Tinted windows are dangerous – for at least the following reasons.

■ Tinted windows hide the road in front. Being able to see through a car, even when driving at a safe distance, provides important information about potential oncoming hazards.
■ Tinted windows hide the driver (1). Very little of what is communicated is verbal, and that includes the body language of a driver. Even an inexperienced driver can pick up important information about a driver from his posture and his demeanour. Is he looking at the road ahead? Is he looking for an address? Is he talking to the passenger or not looking at the road.
An experienced driver will pick up even more subtle information, such as a driver’s actions immediately before an unexpected turn, swerve or lane change.
■ Tinted windows hide the driver (2). They make the driver anonymous. If a driver can’t be seen he is far more likely to behave selfishly. Actions such as tailgating or queue-jumping are examples of actions by drivers who believe themselves to be ‘hidden’ behind their tinted window.
■ Tinted winds hide the driver (3). How can authorities see if a driver is using a telephone, or if a child is not strapped in, or is committing some other offence, if they cannot see into the car?
■ Tinted windows reduce the visibility of pedestrians. Once the light levels drop outside, such as at dusk or night, external objects that are not well-lit become significantly more difficult to see. This would include pedestrians.
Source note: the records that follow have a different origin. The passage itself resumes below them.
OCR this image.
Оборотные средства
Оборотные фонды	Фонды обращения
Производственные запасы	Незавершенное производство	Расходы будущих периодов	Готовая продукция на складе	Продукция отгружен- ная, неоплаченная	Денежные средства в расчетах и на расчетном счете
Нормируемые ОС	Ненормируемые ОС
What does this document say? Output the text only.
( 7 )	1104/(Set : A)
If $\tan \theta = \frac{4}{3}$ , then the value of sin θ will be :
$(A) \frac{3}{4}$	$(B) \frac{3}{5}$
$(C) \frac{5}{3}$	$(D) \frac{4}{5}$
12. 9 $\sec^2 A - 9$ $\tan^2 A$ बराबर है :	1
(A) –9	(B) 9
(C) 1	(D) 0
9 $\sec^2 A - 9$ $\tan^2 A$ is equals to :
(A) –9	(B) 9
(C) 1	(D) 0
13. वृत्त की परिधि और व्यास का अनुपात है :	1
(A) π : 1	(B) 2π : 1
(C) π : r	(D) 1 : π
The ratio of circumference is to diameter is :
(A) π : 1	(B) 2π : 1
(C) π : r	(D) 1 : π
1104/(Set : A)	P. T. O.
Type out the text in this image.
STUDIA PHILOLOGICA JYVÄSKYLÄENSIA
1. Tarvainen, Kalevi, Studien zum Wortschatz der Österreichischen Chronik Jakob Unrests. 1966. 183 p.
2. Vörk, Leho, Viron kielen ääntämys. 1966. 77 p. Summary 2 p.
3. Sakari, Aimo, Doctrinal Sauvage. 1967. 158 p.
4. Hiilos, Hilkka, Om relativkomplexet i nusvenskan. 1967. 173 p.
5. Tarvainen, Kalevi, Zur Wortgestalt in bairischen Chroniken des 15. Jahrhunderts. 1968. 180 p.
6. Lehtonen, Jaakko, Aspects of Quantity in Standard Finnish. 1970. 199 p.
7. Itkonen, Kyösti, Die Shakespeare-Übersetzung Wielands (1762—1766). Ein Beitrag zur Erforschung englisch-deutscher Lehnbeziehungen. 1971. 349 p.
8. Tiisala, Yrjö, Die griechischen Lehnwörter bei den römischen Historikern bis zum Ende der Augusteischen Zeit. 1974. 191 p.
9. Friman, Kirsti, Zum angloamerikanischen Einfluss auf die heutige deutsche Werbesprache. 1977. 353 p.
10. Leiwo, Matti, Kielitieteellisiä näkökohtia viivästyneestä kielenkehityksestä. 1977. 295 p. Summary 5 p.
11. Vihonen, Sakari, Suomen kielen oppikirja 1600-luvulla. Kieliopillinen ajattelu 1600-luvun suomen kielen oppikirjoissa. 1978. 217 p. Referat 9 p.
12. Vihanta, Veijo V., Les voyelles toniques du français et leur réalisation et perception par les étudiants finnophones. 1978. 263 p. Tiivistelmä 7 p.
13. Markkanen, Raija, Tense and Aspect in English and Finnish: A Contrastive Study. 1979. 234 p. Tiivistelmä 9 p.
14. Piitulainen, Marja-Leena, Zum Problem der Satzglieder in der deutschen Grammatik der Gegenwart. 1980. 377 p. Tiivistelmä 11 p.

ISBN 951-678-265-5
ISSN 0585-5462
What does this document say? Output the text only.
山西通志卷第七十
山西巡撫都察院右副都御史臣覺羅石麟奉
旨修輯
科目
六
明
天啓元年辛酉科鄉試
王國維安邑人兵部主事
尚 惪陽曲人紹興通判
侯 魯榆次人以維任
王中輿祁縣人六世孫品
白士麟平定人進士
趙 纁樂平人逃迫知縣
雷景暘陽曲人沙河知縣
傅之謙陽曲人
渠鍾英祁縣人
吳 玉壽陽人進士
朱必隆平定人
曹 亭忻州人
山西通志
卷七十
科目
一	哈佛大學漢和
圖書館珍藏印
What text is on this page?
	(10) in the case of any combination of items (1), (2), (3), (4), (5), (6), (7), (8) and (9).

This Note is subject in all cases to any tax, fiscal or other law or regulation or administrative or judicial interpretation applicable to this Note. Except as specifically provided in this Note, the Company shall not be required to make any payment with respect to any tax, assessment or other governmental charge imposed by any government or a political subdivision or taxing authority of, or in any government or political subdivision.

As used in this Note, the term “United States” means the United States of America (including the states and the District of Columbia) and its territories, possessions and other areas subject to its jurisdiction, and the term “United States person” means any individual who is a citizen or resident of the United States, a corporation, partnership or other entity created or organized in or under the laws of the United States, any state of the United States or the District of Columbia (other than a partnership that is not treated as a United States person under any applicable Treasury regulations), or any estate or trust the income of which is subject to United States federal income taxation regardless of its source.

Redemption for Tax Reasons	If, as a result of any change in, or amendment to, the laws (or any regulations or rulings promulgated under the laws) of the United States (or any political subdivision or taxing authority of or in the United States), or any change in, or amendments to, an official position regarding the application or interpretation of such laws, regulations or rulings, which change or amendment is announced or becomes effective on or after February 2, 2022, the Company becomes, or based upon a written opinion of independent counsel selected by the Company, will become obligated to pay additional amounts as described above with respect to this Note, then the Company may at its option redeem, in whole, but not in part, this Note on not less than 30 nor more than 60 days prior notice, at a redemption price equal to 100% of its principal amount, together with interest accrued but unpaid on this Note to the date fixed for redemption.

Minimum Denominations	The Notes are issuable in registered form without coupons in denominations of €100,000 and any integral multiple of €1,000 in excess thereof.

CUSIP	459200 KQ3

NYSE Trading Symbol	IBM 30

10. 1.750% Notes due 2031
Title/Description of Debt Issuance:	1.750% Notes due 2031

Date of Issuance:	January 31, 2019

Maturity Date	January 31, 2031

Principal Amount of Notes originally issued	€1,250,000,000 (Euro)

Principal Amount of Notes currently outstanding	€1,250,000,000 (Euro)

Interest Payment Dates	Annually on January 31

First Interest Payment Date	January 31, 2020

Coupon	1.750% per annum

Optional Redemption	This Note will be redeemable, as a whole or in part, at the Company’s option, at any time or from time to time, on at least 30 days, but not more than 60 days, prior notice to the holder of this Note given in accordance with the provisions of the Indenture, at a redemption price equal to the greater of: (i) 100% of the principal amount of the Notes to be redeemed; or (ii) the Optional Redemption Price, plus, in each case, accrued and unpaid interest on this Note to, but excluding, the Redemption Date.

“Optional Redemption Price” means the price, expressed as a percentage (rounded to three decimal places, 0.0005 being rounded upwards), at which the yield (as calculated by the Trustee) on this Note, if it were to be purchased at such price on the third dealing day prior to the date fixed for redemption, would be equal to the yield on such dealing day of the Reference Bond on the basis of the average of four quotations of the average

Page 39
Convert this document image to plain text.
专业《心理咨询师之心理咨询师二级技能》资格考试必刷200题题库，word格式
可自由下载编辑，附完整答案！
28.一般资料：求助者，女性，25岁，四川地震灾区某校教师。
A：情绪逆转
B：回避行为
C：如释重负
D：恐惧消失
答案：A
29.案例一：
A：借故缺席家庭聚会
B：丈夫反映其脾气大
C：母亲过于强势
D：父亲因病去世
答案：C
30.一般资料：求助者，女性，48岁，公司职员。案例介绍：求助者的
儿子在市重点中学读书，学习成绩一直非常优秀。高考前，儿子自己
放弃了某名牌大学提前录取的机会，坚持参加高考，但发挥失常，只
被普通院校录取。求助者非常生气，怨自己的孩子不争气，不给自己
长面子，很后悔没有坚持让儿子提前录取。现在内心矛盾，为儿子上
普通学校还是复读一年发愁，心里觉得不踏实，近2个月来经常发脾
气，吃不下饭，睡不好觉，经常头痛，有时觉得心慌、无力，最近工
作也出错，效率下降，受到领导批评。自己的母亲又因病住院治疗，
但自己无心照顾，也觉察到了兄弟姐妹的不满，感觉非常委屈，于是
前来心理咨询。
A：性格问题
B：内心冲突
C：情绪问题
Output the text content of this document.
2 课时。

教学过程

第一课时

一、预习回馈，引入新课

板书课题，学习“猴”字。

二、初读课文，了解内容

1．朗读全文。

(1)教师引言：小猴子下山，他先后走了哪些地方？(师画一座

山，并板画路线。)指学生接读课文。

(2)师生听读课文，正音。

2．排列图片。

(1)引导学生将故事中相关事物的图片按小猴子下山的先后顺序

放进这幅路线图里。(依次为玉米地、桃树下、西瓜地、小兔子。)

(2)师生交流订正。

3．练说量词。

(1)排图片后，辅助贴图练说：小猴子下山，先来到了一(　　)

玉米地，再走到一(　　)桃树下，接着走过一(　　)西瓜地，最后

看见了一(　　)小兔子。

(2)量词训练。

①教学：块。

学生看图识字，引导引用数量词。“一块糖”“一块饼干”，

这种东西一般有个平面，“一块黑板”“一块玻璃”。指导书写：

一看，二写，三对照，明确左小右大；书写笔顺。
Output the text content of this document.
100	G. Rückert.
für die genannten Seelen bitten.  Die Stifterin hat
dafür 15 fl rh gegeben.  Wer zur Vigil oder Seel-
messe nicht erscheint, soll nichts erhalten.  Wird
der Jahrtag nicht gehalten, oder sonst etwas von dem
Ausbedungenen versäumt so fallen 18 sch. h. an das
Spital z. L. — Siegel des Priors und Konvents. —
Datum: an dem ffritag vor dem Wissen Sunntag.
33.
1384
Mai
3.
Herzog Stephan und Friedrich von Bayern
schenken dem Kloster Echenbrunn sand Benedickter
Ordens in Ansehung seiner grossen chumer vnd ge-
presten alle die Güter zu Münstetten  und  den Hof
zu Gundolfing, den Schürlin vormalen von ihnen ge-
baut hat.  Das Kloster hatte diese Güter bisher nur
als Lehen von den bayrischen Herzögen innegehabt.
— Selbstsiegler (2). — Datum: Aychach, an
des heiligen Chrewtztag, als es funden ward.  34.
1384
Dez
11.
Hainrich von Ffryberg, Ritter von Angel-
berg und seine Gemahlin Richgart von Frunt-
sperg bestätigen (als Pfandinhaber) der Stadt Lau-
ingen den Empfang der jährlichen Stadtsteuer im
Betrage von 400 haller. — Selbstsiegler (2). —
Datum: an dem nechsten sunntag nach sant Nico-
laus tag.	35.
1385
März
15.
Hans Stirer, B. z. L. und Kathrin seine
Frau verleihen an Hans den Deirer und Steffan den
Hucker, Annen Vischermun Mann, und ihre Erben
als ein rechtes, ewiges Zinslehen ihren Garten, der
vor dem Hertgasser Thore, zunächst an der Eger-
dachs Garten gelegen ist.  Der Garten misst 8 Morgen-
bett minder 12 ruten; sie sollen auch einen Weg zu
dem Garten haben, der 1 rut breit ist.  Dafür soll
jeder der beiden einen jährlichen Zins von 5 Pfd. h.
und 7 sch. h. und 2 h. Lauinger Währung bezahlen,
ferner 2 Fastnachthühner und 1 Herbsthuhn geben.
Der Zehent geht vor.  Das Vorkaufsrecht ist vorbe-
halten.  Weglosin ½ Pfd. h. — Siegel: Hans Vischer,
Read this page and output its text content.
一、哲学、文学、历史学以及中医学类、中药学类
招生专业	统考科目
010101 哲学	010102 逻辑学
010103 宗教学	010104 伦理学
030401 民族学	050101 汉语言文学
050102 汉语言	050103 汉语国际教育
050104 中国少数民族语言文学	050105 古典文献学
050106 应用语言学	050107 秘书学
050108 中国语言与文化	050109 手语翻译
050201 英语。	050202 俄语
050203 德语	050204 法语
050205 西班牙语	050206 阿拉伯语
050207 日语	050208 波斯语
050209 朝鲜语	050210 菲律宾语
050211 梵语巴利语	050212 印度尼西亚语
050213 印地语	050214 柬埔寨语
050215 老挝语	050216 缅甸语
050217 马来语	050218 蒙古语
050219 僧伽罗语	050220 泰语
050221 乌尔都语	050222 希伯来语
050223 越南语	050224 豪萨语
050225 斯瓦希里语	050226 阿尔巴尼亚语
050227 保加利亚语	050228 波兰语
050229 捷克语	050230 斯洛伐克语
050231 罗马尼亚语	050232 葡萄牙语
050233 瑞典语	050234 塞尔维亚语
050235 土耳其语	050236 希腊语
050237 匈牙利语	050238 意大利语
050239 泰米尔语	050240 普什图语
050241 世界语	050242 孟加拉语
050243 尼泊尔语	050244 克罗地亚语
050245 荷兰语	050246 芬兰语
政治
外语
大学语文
There are many solar control glass products that don’t require the visible light transmission to be lowered to extremes. These control the infra-red energy spectrum but affect the visible light spectrum to a lesser extent.

I understand that there are cultural reasons why tinted windows are desired, but these should not outweigh the potential safety concerns, and there are other options for people who do not wish their skin to be seen – including clothes.